I farted one time walking out of church but still inside and I knew my little 6 year old daughter would walk right into it since she was behind me, as soon as she smelled it, she covered her nose and said "mom, dad farted" my wife goes, "you farted in church?????!!!!" I just kept walking. :)

Mine wont, but she did let a SBD in her sleep one morning that stunk so bad it woke me up. I thought it was funny and was cracking up but her face turned red as a beet, like it was the ultimate sin.

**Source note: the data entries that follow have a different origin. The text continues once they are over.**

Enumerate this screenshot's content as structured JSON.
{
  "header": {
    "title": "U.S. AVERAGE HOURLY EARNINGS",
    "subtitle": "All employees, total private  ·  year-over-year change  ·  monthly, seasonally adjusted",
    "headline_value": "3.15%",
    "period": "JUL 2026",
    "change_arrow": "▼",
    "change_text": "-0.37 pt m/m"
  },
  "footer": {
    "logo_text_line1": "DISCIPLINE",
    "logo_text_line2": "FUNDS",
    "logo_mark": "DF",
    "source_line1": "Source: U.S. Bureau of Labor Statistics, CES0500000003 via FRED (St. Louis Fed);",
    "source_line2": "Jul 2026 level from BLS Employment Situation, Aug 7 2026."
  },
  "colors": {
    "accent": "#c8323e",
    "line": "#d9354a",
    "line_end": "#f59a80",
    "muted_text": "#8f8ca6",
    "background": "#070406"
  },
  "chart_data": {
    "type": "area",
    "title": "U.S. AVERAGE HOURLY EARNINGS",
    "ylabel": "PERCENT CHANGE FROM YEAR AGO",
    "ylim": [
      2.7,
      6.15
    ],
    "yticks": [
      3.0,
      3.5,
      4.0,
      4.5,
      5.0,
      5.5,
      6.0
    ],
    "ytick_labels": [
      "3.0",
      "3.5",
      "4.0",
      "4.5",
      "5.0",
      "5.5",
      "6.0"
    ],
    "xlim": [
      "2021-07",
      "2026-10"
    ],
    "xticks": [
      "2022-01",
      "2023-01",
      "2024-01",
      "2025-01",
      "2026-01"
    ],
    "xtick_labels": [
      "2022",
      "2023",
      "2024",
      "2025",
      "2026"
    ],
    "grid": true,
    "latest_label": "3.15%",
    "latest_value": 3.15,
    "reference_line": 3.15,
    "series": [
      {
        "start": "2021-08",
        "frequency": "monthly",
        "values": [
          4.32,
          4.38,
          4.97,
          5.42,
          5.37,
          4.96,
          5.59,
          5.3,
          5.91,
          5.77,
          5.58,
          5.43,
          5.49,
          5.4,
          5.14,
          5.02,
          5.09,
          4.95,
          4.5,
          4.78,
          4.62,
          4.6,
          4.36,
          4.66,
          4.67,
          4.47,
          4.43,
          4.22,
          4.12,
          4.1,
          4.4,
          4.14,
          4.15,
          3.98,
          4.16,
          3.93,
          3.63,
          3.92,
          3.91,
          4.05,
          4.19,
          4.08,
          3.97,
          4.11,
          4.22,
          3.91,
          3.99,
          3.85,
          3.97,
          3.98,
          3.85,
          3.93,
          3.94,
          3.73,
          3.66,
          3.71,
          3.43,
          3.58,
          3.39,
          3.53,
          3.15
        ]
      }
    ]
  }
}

Soup beans and corn bread make for some of the most lethal gas know to man. Its even worse than a creatine fart.
 

juaneye

Trusted Member
when i bartended and changed protein and got new vites i would let some of the worst friggen stinkers go, and loud too. the music and people were so loud you couldn't hear my farts, the best was talking to some babes and letting them rip. no one is going to blame their bartender cause they don't want to get shut off. they would be going "who the hell is shitting them selves" i'd be like...yeah and when we figure out who it is "THEY'RE OUTTTA HERE!!!" :D :D
 

FTW

Trusted Member
when i bartended and changed protein and got new vites i would let some of the worst friggen stinkers go, and loud too. the music and people were so loud you couldn't hear my farts, the best was talking to some babes and letting them rip. no one is going to blame their bartender cause they don't want to get shut off. they would be going "who the hell is shitting them selves" i'd be like...yeah and when we figure out who it is "THEY'RE OUTTTA HERE!!!" :D :D


Sounds like the people were to drunk to remember the "You smelt it, you dealt it" rule.